I don't approve of account stealing or go out of my way to associate with the people who do it. But like a lot of people who played Halo 2 for a while, especially those who played competitively, you stumble across a lot of different people involved in a lot of different things. In fact, pretty much everything I just said could be picked up by listening to conversations and comments made in various MLG FFA games given you played a lot of FFA and played with tons of different people so long as you could get a game.

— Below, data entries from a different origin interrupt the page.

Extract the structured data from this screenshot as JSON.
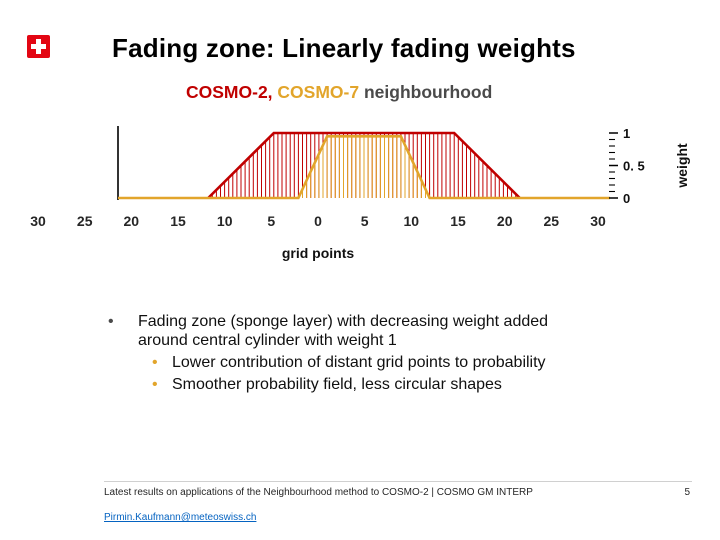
{
  "slide": {
    "title": "Fading zone: Linearly fading weights",
    "subtitle": {
      "cosmo2": "COSMO-2,",
      "cosmo7": "COSMO-7",
      "rest": "neighbourhood"
    },
    "bullets": {
      "marker": "•",
      "main": "Fading zone (sponge layer) with decreasing weight added around central cylinder with weight 1",
      "sub": [
        "Lower contribution of distant grid points to probability",
        "Smoother probability field, less circular shapes"
      ]
    },
    "footer": {
      "text": "Latest results on applications of the Neighbourhood method to COSMO-2 | COSMO GM INTERP",
      "page_number": "5",
      "email": "Pirmin.Kaufmann@meteoswiss.ch"
    },
    "colors": {
      "red": "#c00000",
      "orange": "#e2a52b",
      "link_blue": "#0563c1",
      "flag_red": "#e30613"
    }
  },
  "chart_data": {
    "type": "area",
    "title": "",
    "xlabel": "grid points",
    "ylabel": "weight",
    "x_range": [
      -30,
      30
    ],
    "y_range": [
      0,
      1
    ],
    "x_tick_labels": [
      "30",
      "25",
      "20",
      "15",
      "10",
      "5",
      "0",
      "5",
      "10",
      "15",
      "20",
      "25",
      "30"
    ],
    "y_ticks": [
      1,
      0.5,
      0
    ],
    "y_tick_labels": [
      "1",
      "0. 5",
      "0"
    ],
    "grid": false,
    "legend": false,
    "hatch_step": 0.5,
    "series": [
      {
        "key": "cosmo7",
        "name": "COSMO-7 neighbourhood weight",
        "color": "#c00000",
        "points": [
          [
            -19,
            0
          ],
          [
            -11,
            1
          ],
          [
            11,
            1
          ],
          [
            19,
            0
          ]
        ]
      },
      {
        "key": "cosmo2",
        "name": "COSMO-2 neighbourhood weight",
        "color": "#e2a52b",
        "points": [
          [
            -30,
            0
          ],
          [
            -8,
            0
          ],
          [
            -4.5,
            0.95
          ],
          [
            4.5,
            0.95
          ],
          [
            8,
            0
          ],
          [
            30,
            0
          ]
        ]
      }
    ]
  }
}
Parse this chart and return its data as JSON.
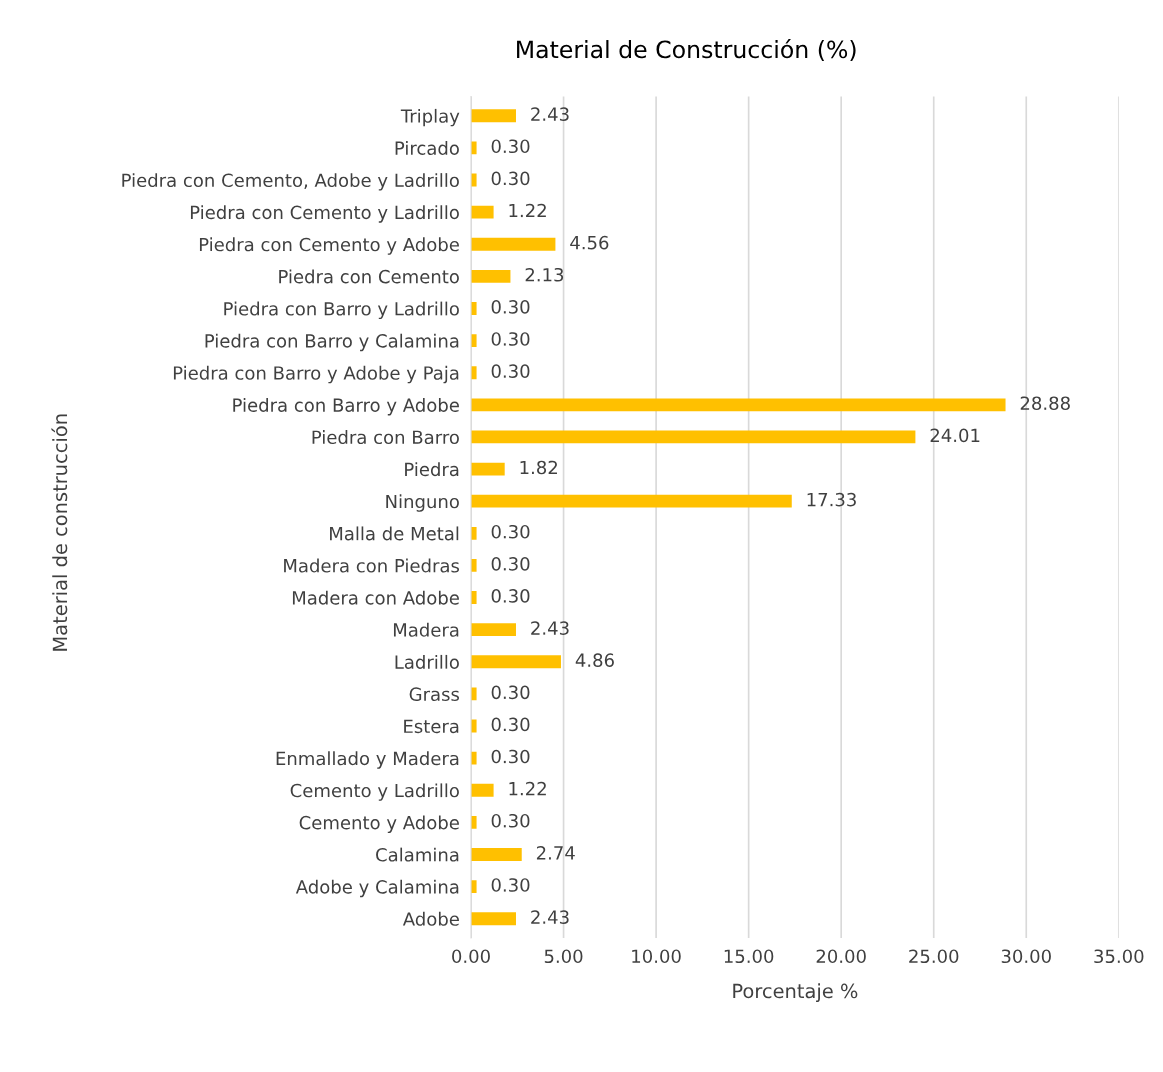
{
  "chart_data": {
    "type": "bar",
    "orientation": "horizontal",
    "title": "Material de Construcción (%)",
    "xlabel": "Porcentaje %",
    "ylabel": "Material de construcción",
    "categories": [
      "Triplay",
      "Pircado",
      "Piedra con Cemento, Adobe y Ladrillo",
      "Piedra con Cemento y Ladrillo",
      "Piedra con Cemento y Adobe",
      "Piedra con Cemento",
      "Piedra con Barro y Ladrillo",
      "Piedra con Barro y Calamina",
      "Piedra con Barro y Adobe y Paja",
      "Piedra con Barro y Adobe",
      "Piedra con Barro",
      "Piedra",
      "Ninguno",
      "Malla de Metal",
      "Madera con Piedras",
      "Madera con Adobe",
      "Madera",
      "Ladrillo",
      "Grass",
      "Estera",
      "Enmallado y Madera",
      "Cemento y Ladrillo",
      "Cemento y Adobe",
      "Calamina",
      "Adobe y Calamina",
      "Adobe"
    ],
    "values": [
      2.43,
      0.3,
      0.3,
      1.22,
      4.56,
      2.13,
      0.3,
      0.3,
      0.3,
      28.88,
      24.01,
      1.82,
      17.33,
      0.3,
      0.3,
      0.3,
      2.43,
      4.86,
      0.3,
      0.3,
      0.3,
      1.22,
      0.3,
      2.74,
      0.3,
      2.43
    ],
    "value_labels": [
      "2.43",
      "0.30",
      "0.30",
      "1.22",
      "4.56",
      "2.13",
      "0.30",
      "0.30",
      "0.30",
      "28.88",
      "24.01",
      "1.82",
      "17.33",
      "0.30",
      "0.30",
      "0.30",
      "2.43",
      "4.86",
      "0.30",
      "0.30",
      "0.30",
      "1.22",
      "0.30",
      "2.74",
      "0.30",
      "2.43"
    ],
    "color": "#ffc000",
    "xlim": [
      0,
      35
    ],
    "xticks": [
      {
        "value": 0,
        "label": "0.00"
      },
      {
        "value": 5,
        "label": "5.00"
      },
      {
        "value": 10,
        "label": "10.00"
      },
      {
        "value": 15,
        "label": "15.00"
      },
      {
        "value": 20,
        "label": "20.00"
      },
      {
        "value": 25,
        "label": "25.00"
      },
      {
        "value": 30,
        "label": "30.00"
      },
      {
        "value": 35,
        "label": "35.00"
      }
    ],
    "grid": "x",
    "legend": false
  }
}
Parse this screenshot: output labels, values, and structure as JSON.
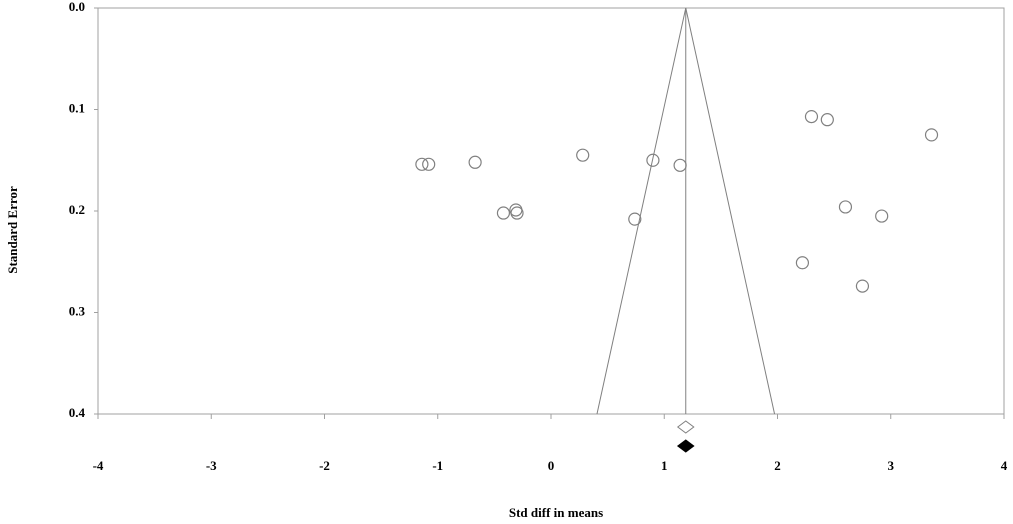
{
  "chart_data": {
    "type": "funnel-scatter",
    "x_label": "Std diff in means",
    "y_label": "Standard Error",
    "xlim": [
      -4,
      4
    ],
    "xticks": [
      -4,
      -3,
      -2,
      -1,
      0,
      1,
      2,
      3,
      4
    ],
    "ylim": [
      0,
      0.4
    ],
    "y_inverted": true,
    "yticks": [
      {
        "value": 0,
        "label": "0.0"
      },
      {
        "value": 0.1,
        "label": "0.1"
      },
      {
        "value": 0.2,
        "label": "0.2"
      },
      {
        "value": 0.3,
        "label": "0.3"
      },
      {
        "value": 0.4,
        "label": "0.4"
      }
    ],
    "summary": {
      "observed": 1.19,
      "adjusted": 1.19
    },
    "funnel_z": 1.96,
    "series": [
      {
        "color": "#808080",
        "x": [
          -1.14,
          -1.08,
          -0.67,
          -0.42,
          -0.31,
          -0.3,
          0.28,
          0.74,
          0.9,
          1.14,
          2.3,
          2.44,
          2.6,
          2.22,
          2.75,
          2.92,
          3.36
        ],
        "values": [
          0.154,
          0.154,
          0.152,
          0.202,
          0.199,
          0.202,
          0.145,
          0.208,
          0.15,
          0.155,
          0.107,
          0.11,
          0.196,
          0.251,
          0.274,
          0.205,
          0.125
        ]
      }
    ]
  }
}
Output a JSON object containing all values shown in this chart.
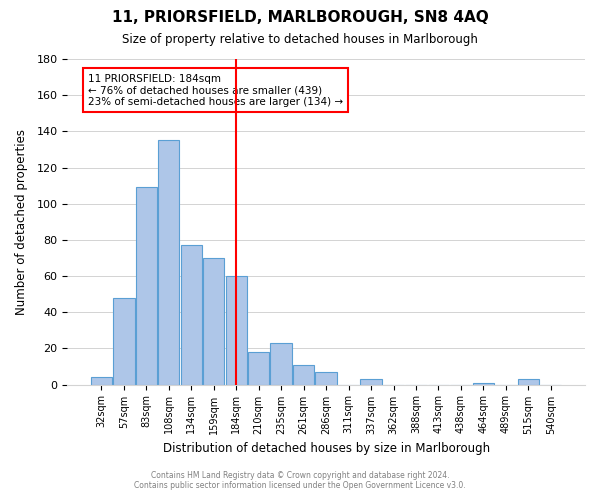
{
  "title": "11, PRIORSFIELD, MARLBOROUGH, SN8 4AQ",
  "subtitle": "Size of property relative to detached houses in Marlborough",
  "xlabel": "Distribution of detached houses by size in Marlborough",
  "ylabel": "Number of detached properties",
  "bar_labels": [
    "32sqm",
    "57sqm",
    "83sqm",
    "108sqm",
    "134sqm",
    "159sqm",
    "184sqm",
    "210sqm",
    "235sqm",
    "261sqm",
    "286sqm",
    "311sqm",
    "337sqm",
    "362sqm",
    "388sqm",
    "413sqm",
    "438sqm",
    "464sqm",
    "489sqm",
    "515sqm",
    "540sqm"
  ],
  "bar_values": [
    4,
    48,
    109,
    135,
    77,
    70,
    60,
    18,
    23,
    11,
    7,
    0,
    3,
    0,
    0,
    0,
    0,
    1,
    0,
    3,
    0
  ],
  "bar_color": "#aec6e8",
  "bar_edge_color": "#5a9fd4",
  "vline_x": 6,
  "vline_color": "red",
  "annotation_title": "11 PRIORSFIELD: 184sqm",
  "annotation_line1": "← 76% of detached houses are smaller (439)",
  "annotation_line2": "23% of semi-detached houses are larger (134) →",
  "annotation_box_color": "white",
  "annotation_box_edge": "red",
  "ylim": [
    0,
    180
  ],
  "yticks": [
    0,
    20,
    40,
    60,
    80,
    100,
    120,
    140,
    160,
    180
  ],
  "footer1": "Contains HM Land Registry data © Crown copyright and database right 2024.",
  "footer2": "Contains public sector information licensed under the Open Government Licence v3.0."
}
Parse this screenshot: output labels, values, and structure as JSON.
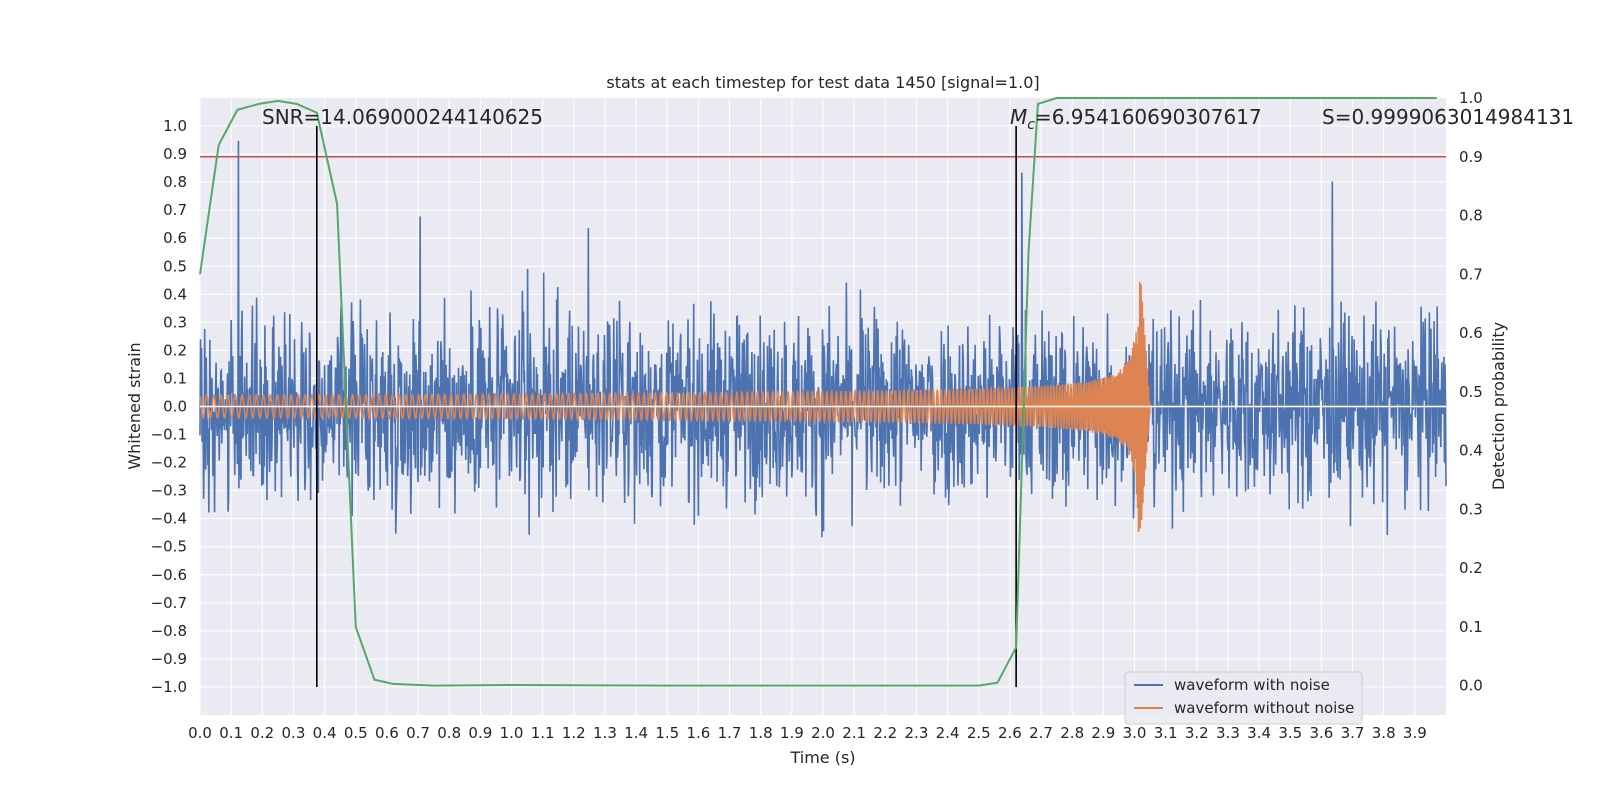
{
  "chart_data": {
    "type": "line",
    "title": "stats at each timestep for test data 1450 [signal=1.0]",
    "xlabel": "Time (s)",
    "ylabel": "Whitened strain",
    "y2label": "Detection probability",
    "xlim": [
      0.0,
      4.0
    ],
    "ylim": [
      -1.1,
      1.1
    ],
    "y2lim": [
      -0.05,
      1.0
    ],
    "x_ticks": [
      "0.0",
      "0.1",
      "0.2",
      "0.3",
      "0.4",
      "0.5",
      "0.6",
      "0.7",
      "0.8",
      "0.9",
      "1.0",
      "1.1",
      "1.2",
      "1.3",
      "1.4",
      "1.5",
      "1.6",
      "1.7",
      "1.8",
      "1.9",
      "2.0",
      "2.1",
      "2.2",
      "2.3",
      "2.4",
      "2.5",
      "2.6",
      "2.7",
      "2.8",
      "2.9",
      "3.0",
      "3.1",
      "3.2",
      "3.3",
      "3.4",
      "3.5",
      "3.6",
      "3.7",
      "3.8",
      "3.9"
    ],
    "y_ticks": [
      "1.0",
      "0.9",
      "0.8",
      "0.7",
      "0.6",
      "0.5",
      "0.4",
      "0.3",
      "0.2",
      "0.1",
      "0.0",
      "−0.1",
      "−0.2",
      "−0.3",
      "−0.4",
      "−0.5",
      "−0.6",
      "−0.7",
      "−0.8",
      "−0.9",
      "−1.0"
    ],
    "y2_ticks": [
      "1.0",
      "0.9",
      "0.8",
      "0.7",
      "0.6",
      "0.5",
      "0.4",
      "0.3",
      "0.2",
      "0.1",
      "0.0"
    ],
    "annotations": {
      "snr": "SNR=14.069000244140625",
      "mc_symbol": "M",
      "mc_sub": "c",
      "mc_value": "=6.954160690307617",
      "s": "S=0.9999063014984131"
    },
    "series": [
      {
        "name": "waveform with noise",
        "color": "#4c72b0",
        "kind": "noise",
        "amplitude": 0.3,
        "spike_max": 1.0
      },
      {
        "name": "waveform without noise",
        "color": "#dd8452",
        "kind": "chirp",
        "merger_time": 3.02,
        "ringdown_end": 3.05,
        "peak_amplitude": 0.45,
        "base_amplitude": 0.04
      },
      {
        "name": "detection probability",
        "color": "#55a868",
        "axis": "right",
        "x": [
          0.0,
          0.06,
          0.12,
          0.19,
          0.25,
          0.31,
          0.375,
          0.44,
          0.5,
          0.56,
          0.62,
          0.75,
          1.0,
          1.5,
          2.0,
          2.5,
          2.56,
          2.62,
          2.66,
          2.69,
          2.75,
          3.0,
          3.5,
          3.97
        ],
        "y": [
          0.7,
          0.92,
          0.98,
          0.99,
          0.995,
          0.99,
          0.975,
          0.82,
          0.1,
          0.01,
          0.003,
          0.0,
          0.001,
          0.0,
          0.0,
          0.0,
          0.005,
          0.065,
          0.74,
          0.99,
          1.0,
          1.0,
          1.0,
          1.0
        ]
      }
    ],
    "hlines": [
      {
        "name": "threshold",
        "axis": "right",
        "y": 0.9,
        "color": "#c44e52"
      },
      {
        "name": "zero-line",
        "axis": "left",
        "y": 0.0,
        "color": "#ffffff"
      }
    ],
    "vlines": [
      {
        "name": "left-marker",
        "x": 0.375,
        "y_from": -1.0,
        "y_to": 1.0,
        "color": "#000000"
      },
      {
        "name": "right-marker",
        "x": 2.62,
        "y_from": -1.0,
        "y_to": 1.0,
        "color": "#000000"
      }
    ],
    "legend": {
      "position": "lower-right",
      "entries": [
        "waveform with noise",
        "waveform without noise"
      ]
    },
    "grid": true,
    "background": "#eaeaf2"
  }
}
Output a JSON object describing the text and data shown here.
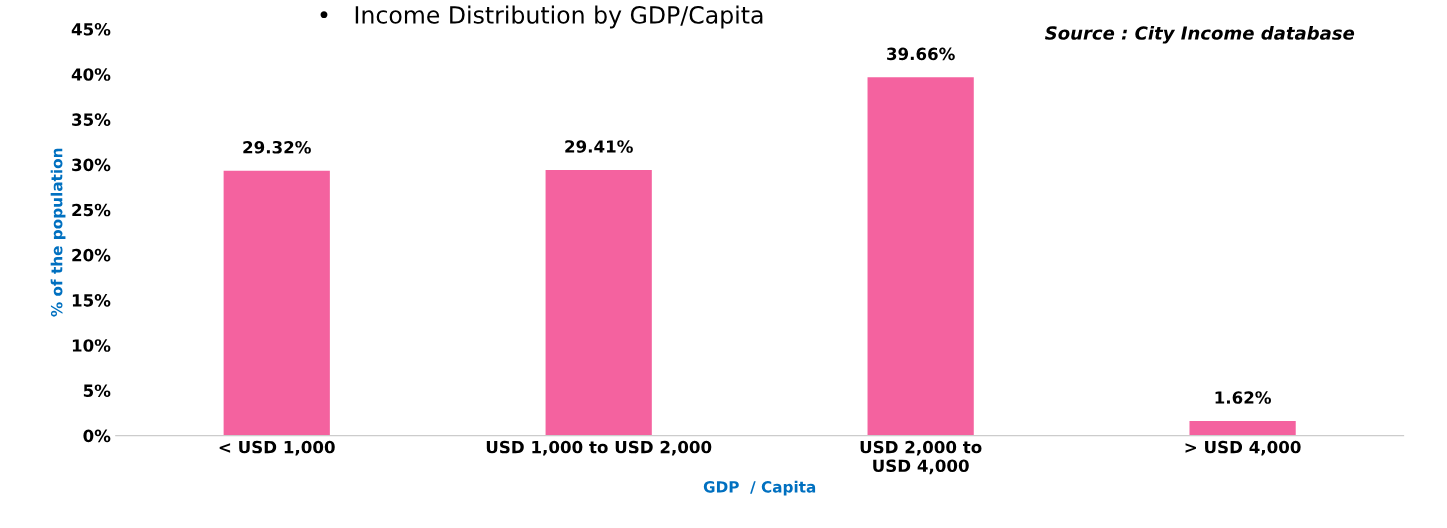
{
  "chart_data": {
    "type": "bar",
    "title": "•   Income Distribution by GDP/Capita",
    "xlabel": "GDP  / Capita",
    "ylabel": "% of the population",
    "categories": [
      "< USD 1,000",
      "USD 1,000 to USD 2,000",
      "USD 2,000 to\nUSD 4,000",
      "> USD 4,000"
    ],
    "values": [
      29.32,
      29.41,
      39.66,
      1.62
    ],
    "value_labels": [
      "29.32%",
      "29.41%",
      "39.66%",
      "1.62%"
    ],
    "color": "#f4629f",
    "ylim": [
      0,
      45
    ],
    "yticks": [
      {
        "value": 0,
        "label": "0%"
      },
      {
        "value": 5,
        "label": "5%"
      },
      {
        "value": 10,
        "label": "10%"
      },
      {
        "value": 15,
        "label": "15%"
      },
      {
        "value": 20,
        "label": "20%"
      },
      {
        "value": 25,
        "label": "25%"
      },
      {
        "value": 30,
        "label": "30%"
      },
      {
        "value": 35,
        "label": "35%"
      },
      {
        "value": 40,
        "label": "40%"
      },
      {
        "value": 45,
        "label": "45%"
      }
    ],
    "grid": false,
    "legend": false,
    "annotations": [
      "Source : City Income database"
    ]
  }
}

Anyways, it's good to know what's going on and I highly suggest taking my advice about protecting your account if you're in position where you're at risk.
tk @ Jan 9th 2008 2:47PM
@jessy
That's ironic because everyone I know in the phreaking and hacking community is ashamed of crunch.
I sat next to him for a bit at the last hope. Couldn't figure out how to use his cell phone. His friend/boy toy ("maybe google it..") had to show him how to use it.
I would agree there are times when it's worth arguing the put forth definition of hacked or hacking. You know, when it's blatant. When the news reports about the man who "hacked the cafe's wireless". When really all he did was connect to the open AP from his car as opposed to inside the cafe.
This, is not one of those occasions. Write the places that print stories like one above when you see them if it really bothers you.